In the case at issue, the Connecticut Supreme Court ruled 4-3 that records tracking court cases are not related to the courts’ administrative functions and therefore do not have to be released under the state’s Freedom of Information Act. The records are documents containing defendants’ names, addresses, birthdates, court dates and other information. Sullivan and Zarella voted with the majority.

According to letters written to the legislature’s Judiciary Committee by Sullivan and Justice David M. Borden, the justices approved the opinions on March 14 and sent them to the Office of the Reporter of Judicial Decisions for editing. Normally, the reporter’s office would have posted the opinions on the judicial branch’s Web site a week or two later, and then officially published the opinion in the Connecticut Law Journal a week or two after that.

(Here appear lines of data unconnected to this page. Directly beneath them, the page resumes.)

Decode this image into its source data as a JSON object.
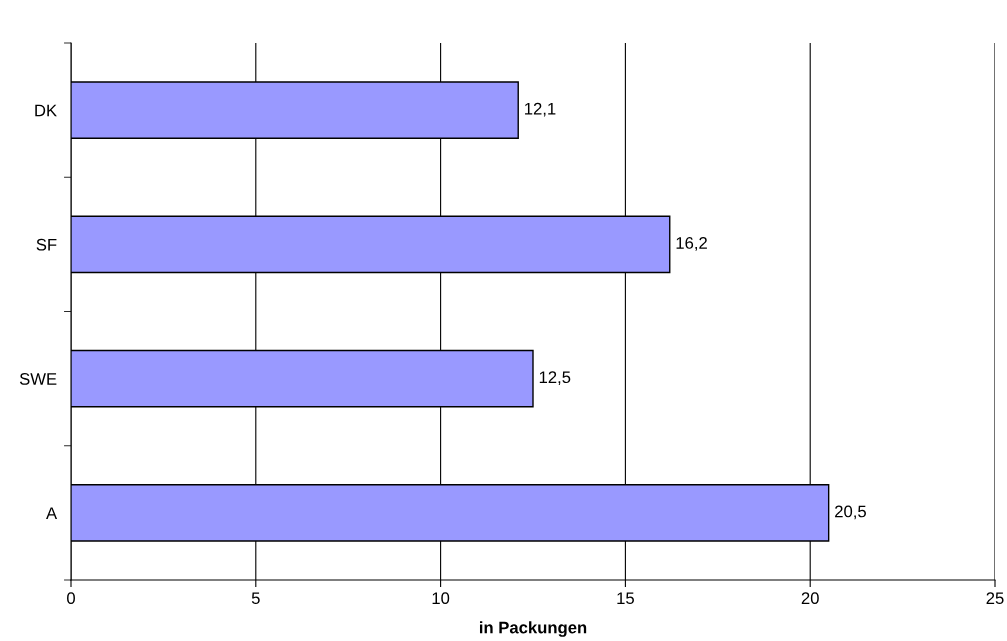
{
  "chart_data": {
    "type": "bar",
    "orientation": "horizontal",
    "xlabel": "in Packungen",
    "categories": [
      "DK",
      "SF",
      "SWE",
      "A"
    ],
    "values": [
      12.1,
      16.2,
      12.5,
      20.5
    ],
    "value_labels": [
      "12,1",
      "16,2",
      "12,5",
      "20,5"
    ],
    "color": "#9999ff",
    "xlim": [
      0,
      25
    ],
    "xticks": [
      0,
      5,
      10,
      15,
      20,
      25
    ],
    "grid": "x"
  }
}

On or shortly after March 14, Sullivan told the reporter’s office to place the case on hold, apparently without consulting or notifying the other justices. Placing a case on hold is highly unusual and is usually done only for substantive legal reasons, according to Borden.

In a letter dated March 15, Sullivan told Gov. M. Jodi Rell that he was retiring. On March 17, the governor announced she was nominating Zarella to replace the retiring Sullivan. From speaking to Rell several months earlier, Sullivan knew that Zarella was the governor’s likely choice to replace him, according to the Courant.

In April, Sullivan removed the hold after another justice questioned him about it. The case was released electronically April 21.

The Judicial Review Council is reviewing whether Sullivan violated state law and the judicial code of conduct. Hearings will resume Nov. 17.

While many in Connecticut’s legal community have criticized Sullivan’s actions, others have come to his defense.

According to the Courant, two former chief justices defended Sullivan last week.

“In my opinion, this whole thing is a tempest in a teapot,” former Chief Justice Robert J. Callahan said. “I think it was the wrong thing to do, but the poor man has suffered enough already.”